The Queen's historic visit to Ireland this week is as graphic a measure as one could wish of the transformed state of Anglo-Irish relations. The two countries' troubled history, combined with decades of terrorism, have precluded any such royal visit for a century.

Now, with peace and power-sharing in Northern Ireland, and the UK helping bail out the bankrupted Irish state, relations are probably friendlier than they have ever been.

Nevertheless, the Queen deserves credit for making the trip. The security operation may be unprecedented, but this remains a visit involving personal danger to her.

Dissident republican groups are a shadow of the former Provisional IRA and have not mounted an attack on the British mainland in almost a decade. Yet there have been fresh warnings from the security services and ministers last year raised the threat level to "substantial".

In Ireland, moreover, the threat is immediate. Despite the fact that groups like the "Real IRA" have no political and minimal popular support, they can and do kill. Already today the Irish army has intercepted one "viable" bomb on a bus. The Queen's defiance of that risk, whatever the security blanket, shows courage.

Yet the response of ordinary Irish people to her visit is a measure of how far the extremists are out of touch with the popular mood. While a few express anger at the visit and about historical wrongs, most are glad of the improved relations symbolised by the Queen's arrival. Like her, they embrace the future - not the troubled past championed by a handful of republican die-hards.

Ring-fenced aid

Today's row over international aid is fuelled as much by personal rivalries as by competition over Whitehall budgets. Already the Government's ring-fencing of the Department for International Development's budget has caused resentment among other departments, most of which face savage cuts.

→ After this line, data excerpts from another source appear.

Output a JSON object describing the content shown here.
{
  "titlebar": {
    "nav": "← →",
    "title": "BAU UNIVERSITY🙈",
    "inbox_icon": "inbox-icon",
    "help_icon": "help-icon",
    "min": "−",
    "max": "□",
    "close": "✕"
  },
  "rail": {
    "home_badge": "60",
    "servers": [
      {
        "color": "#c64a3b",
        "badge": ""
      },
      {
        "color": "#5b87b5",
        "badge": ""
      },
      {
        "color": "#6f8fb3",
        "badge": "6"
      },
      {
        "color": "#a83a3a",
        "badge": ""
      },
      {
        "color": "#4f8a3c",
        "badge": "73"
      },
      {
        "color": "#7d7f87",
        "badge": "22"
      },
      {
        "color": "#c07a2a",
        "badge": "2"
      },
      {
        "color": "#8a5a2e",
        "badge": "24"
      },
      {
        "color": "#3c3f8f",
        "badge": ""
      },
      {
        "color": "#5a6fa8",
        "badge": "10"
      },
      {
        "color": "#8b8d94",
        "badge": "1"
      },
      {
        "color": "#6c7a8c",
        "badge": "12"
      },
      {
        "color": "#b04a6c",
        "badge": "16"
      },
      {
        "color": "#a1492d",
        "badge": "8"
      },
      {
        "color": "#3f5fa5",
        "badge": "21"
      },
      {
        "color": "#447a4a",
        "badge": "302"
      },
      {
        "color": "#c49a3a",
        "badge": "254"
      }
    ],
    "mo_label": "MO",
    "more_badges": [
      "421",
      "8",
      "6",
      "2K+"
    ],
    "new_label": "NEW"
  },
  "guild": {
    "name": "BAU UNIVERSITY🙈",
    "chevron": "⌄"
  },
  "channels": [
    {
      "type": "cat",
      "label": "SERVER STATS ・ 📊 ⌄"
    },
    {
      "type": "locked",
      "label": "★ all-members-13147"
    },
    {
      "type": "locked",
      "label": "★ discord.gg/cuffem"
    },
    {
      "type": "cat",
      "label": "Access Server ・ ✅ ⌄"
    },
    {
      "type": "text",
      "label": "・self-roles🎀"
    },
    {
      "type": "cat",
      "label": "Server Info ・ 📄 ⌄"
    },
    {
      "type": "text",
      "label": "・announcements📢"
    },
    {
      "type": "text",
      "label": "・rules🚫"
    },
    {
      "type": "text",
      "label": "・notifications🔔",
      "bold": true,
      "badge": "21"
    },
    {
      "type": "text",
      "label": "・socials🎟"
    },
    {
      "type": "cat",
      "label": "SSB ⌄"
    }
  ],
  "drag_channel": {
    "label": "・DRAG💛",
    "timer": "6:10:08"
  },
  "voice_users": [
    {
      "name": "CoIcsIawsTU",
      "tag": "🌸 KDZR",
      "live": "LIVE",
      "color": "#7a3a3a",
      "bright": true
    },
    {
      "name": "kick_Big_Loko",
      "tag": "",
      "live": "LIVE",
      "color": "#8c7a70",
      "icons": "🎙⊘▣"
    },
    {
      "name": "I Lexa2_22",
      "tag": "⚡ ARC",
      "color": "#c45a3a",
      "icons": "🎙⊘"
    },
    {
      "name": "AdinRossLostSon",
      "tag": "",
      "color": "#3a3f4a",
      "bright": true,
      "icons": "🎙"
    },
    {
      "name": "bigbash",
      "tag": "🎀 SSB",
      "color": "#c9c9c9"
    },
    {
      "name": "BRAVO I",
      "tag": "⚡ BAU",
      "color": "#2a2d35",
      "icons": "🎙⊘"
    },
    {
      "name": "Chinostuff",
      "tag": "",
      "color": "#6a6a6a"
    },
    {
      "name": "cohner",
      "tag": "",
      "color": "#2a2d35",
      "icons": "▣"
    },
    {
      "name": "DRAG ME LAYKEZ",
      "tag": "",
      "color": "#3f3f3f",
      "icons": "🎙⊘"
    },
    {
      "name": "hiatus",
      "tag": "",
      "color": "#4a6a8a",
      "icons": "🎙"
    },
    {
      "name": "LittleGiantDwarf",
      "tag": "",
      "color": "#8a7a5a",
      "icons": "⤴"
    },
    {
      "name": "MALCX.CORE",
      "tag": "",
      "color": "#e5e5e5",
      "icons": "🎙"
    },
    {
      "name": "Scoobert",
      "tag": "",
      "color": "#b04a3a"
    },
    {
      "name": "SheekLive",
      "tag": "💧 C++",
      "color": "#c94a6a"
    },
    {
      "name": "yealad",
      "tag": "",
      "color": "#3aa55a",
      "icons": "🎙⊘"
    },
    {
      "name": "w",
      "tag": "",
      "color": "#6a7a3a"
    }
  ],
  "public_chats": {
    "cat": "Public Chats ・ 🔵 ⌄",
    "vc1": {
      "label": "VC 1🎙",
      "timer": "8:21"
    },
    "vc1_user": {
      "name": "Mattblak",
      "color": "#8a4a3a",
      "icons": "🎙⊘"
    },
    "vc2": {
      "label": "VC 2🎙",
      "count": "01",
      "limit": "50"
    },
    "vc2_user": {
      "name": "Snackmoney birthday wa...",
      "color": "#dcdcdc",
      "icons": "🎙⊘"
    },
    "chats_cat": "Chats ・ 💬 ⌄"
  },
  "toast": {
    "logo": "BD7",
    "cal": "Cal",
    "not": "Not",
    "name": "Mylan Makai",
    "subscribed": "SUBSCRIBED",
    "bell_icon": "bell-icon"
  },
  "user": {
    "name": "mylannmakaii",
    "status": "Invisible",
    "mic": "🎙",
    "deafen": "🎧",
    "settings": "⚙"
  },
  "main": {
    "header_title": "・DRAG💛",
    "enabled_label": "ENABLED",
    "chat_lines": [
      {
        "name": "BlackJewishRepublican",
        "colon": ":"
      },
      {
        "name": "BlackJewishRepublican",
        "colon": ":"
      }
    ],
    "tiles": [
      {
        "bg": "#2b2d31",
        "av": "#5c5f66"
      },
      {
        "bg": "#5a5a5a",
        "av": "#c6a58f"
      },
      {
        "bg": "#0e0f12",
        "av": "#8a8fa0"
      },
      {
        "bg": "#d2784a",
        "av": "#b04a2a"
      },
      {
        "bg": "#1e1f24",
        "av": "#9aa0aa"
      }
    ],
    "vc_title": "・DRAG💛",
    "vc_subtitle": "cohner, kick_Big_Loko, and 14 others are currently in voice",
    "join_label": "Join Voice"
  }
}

Now, in a letter to the Prime Minister, Defence Secretary Liam Fox has opposed the plan to enshrine in law an overseas aid budget amounting to 0.7 per cent of national income. The leaking of the letter is the latest in a series of spats within the Cabinet and a degree of self interest is involved (Mr Fox's own budget is falling eight per cent by 2015). Nevertheless, the Defence Secretary has a point.

Already the Government's commitment to the aid budget was looking quixotic. Not only do most voters probably see other priorities closer to home, at a time when the NHS and police are making big cuts. There is also mounting criticism of the waste in aid money, not only when it is spent in countries racked by corruption, but when it goes to nations such as India, the largest recipient of bilateral British aid last year (£295million) yet also a major economic power. To tie our aid budget to a particular level, through good times and bad, is at best a meaningless gesture and at worst a serious misallocation of public funds. Mr Cameron should think again.

Mr Huhne's version

The controversy now engulfing the Energy Secretary, Chris Huhne, is easily resolved if his implied version of events is true. He stands accused of getting his wife to take penalty points for him for a speeding offence committed in 2003. He denies those claims - yet will only say that the allegations are "incorrect". He needs to be clear: was he at the wheel that day, and if not, who was? For unless he is prepared to be completely frank, it is hard to see how he can continue as a Cabinet minister.